EC Gives Green Light To UK’s New Nuclear Reactor

One less obstacle to what promises to be a massively expensive and risky undertaking

This is a sample article from the November 2014 issue of EEnergy Informer.

In early Oct 2014, the European Commission (EC) decided that the implicit subsidies, notably in the form of a predetermined 35-year risk-free price included in the Hinkley Point C nuclear plant construction proposal, is compatible with European Union state aid rules. That removes one among many herculean challenges facing the UK government and EDF Group who are intent to invest an estimated £16 billion ($25.7 billion) in 2008 money in a massive construction projected expected to take nearly 10 years.

EC’s approval of the agreement between EDF Group and the UK government was central to a guaranteed “strike price” of £92.50/MWh ($148/MWh) for the output of the plant over 35 years indexed to inflation with the provision that it would be reduced by £3.00/MWh if construction of the planned Sizewell plant also goes ahead.

Few nukes under construction in the West

Following the announcement, EDF Energy Chief Executive Vincent de Rivaz said: “The approval of the EC demonstrates that the proposed package of agreements between the Government and EDF is fair and balanced for investors and consumers now and for the long term.”

The fixed price agreement, which by many metrics exceeds competing forms of generation, has been controversial — to say the least. More than anything else, it confirms that nuclear plants will not be undertaken by private investors without explicit and generous subsidies including price and/or loan guarantees, and/or other government/regulatory assurances that virtually shields the investors from substantial risks associated with massive capital required over long period of time before a revenue stream can be expected.

Nuclear’s best years are behind us

On a related matter, French state-owned Areva signed an agreement with South Africa that could potentially lead to as many as 8 new nuclear reactors to be built in the energy starved country worth upward of $50 billion.

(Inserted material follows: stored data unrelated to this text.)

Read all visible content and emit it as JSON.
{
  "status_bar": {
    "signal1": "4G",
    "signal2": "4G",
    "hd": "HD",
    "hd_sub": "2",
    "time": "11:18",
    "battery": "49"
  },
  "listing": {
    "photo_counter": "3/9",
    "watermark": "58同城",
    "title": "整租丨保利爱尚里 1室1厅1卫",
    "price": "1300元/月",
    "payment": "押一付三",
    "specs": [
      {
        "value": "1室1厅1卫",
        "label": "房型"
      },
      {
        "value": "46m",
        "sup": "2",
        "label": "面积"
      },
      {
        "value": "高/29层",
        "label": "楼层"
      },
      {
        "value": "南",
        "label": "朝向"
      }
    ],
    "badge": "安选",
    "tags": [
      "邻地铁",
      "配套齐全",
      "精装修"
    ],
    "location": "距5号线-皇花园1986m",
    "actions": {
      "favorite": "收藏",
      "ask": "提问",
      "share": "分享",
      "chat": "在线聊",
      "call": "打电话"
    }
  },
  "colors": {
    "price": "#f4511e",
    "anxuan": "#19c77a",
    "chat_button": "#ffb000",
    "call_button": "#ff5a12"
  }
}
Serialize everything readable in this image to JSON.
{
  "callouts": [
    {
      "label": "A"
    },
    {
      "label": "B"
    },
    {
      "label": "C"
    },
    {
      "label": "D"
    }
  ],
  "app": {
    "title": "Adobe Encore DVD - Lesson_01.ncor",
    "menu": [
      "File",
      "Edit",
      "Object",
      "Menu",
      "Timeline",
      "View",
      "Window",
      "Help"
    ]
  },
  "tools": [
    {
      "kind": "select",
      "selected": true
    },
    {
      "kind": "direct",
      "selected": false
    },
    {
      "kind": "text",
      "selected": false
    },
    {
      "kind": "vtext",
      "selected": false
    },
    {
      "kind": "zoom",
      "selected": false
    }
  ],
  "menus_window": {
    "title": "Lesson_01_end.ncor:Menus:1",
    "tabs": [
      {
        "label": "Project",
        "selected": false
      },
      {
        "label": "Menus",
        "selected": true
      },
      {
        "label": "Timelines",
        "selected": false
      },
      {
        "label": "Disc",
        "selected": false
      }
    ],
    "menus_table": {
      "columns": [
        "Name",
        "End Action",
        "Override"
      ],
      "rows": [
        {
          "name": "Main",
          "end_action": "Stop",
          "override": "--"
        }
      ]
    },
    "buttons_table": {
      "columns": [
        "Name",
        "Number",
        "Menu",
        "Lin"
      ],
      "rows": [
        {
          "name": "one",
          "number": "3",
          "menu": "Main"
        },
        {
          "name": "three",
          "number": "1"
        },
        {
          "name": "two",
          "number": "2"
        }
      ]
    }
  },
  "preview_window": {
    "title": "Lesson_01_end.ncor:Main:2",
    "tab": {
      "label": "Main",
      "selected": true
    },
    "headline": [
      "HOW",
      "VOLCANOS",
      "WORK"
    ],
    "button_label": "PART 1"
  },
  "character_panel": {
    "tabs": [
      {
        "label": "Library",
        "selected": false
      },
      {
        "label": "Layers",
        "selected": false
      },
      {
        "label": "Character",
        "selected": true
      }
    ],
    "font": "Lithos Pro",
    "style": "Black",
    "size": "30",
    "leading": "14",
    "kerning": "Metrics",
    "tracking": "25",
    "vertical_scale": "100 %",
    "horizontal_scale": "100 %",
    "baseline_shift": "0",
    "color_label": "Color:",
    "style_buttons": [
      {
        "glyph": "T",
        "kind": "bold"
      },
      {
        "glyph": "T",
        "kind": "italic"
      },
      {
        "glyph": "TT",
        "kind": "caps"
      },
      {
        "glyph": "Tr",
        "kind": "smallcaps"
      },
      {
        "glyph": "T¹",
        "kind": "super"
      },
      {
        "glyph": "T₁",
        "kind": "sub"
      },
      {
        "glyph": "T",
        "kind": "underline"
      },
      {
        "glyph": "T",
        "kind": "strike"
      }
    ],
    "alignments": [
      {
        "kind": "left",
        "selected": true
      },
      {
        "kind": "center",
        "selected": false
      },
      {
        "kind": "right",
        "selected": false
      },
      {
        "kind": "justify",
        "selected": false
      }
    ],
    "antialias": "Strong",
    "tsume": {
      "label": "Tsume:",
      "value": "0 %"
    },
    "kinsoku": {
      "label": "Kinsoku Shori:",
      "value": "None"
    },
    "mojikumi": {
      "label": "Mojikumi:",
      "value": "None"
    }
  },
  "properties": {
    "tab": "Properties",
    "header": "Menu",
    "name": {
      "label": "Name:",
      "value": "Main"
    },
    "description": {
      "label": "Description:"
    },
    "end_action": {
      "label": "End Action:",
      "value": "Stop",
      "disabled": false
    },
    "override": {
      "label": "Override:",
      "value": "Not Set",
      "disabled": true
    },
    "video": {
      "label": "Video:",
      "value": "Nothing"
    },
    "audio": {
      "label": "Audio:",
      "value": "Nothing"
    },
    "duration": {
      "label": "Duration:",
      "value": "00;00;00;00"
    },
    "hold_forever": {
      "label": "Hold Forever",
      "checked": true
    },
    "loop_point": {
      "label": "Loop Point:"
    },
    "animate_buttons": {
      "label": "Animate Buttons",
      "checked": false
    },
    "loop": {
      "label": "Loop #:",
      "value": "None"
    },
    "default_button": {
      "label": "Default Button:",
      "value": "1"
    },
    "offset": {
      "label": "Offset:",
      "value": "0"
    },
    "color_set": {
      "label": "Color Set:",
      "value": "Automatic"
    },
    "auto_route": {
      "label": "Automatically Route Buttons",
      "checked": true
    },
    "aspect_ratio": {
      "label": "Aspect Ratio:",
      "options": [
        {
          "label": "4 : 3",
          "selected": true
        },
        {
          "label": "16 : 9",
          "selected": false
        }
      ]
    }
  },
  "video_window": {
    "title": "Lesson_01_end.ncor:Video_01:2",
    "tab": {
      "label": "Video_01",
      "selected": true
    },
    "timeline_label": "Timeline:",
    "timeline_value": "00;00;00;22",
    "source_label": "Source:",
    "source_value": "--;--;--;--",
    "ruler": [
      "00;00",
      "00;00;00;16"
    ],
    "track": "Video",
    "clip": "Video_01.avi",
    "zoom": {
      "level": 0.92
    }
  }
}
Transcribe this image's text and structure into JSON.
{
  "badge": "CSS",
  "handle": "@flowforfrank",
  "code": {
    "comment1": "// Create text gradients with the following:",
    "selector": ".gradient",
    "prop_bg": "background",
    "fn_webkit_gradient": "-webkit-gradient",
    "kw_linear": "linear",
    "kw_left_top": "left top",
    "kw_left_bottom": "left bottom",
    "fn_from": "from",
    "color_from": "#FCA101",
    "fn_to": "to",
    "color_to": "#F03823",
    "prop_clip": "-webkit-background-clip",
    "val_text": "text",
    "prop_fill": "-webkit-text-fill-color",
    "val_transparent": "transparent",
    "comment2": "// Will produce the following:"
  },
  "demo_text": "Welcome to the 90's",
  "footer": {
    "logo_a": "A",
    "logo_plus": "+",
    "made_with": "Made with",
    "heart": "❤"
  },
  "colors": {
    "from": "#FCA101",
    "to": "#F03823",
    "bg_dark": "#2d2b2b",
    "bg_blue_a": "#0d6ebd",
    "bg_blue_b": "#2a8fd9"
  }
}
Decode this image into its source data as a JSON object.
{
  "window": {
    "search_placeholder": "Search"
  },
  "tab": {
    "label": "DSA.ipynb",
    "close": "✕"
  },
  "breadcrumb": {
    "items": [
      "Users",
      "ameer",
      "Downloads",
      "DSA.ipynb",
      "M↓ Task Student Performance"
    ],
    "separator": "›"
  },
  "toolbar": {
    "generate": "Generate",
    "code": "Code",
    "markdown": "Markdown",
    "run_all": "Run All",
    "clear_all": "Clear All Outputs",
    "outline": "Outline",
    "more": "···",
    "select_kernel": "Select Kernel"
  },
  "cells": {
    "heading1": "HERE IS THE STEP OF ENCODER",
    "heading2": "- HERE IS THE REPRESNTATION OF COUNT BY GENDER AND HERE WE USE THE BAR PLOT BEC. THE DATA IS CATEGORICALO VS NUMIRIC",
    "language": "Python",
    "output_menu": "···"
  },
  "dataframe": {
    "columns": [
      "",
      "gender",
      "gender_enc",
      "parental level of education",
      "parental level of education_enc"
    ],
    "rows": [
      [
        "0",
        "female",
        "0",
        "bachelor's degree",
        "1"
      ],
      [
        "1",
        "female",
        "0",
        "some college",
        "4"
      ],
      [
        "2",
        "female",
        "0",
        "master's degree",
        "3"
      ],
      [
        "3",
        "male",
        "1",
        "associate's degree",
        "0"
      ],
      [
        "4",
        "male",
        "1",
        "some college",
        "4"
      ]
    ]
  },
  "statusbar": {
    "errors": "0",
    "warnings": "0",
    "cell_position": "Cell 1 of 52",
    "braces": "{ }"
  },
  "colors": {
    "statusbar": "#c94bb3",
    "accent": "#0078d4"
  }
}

In mid Oct 2014, French Foreign Minister Laurent Fabius and South African Tina Joematt Pettersson signed an intergovernmental agreement on co-operation in nuclear energy development, which is necessary for any commercial ventures to proceed. “Our common objective is to permit South Africa to meet its energy needs by sharing the know-how of this outstanding French sector,” according to the press release.

Coincidentally, the previous month, South Africa signed a similar agreement with Rosatom, the Russian state-owned enterprise. There had been news leaks suggesting that Rosatom had already been selected to build nuclear power stations in the country, which currently has one operating reactor. It appears that the country is pitting one eager supplier against the other — nothing wrong with that.

Heavily dependent on coal, South Africa has fallen behind in meeting its growing demand, which in turn, is impeding economic growth. Areva is keen to export its flagship third-generation European Pressurized Reactor (EPR) having suffered embarrassing construction delays and cost overruns in 2 on-going projects in France and Finland. It seems to have had better luck with several EPR projects in China.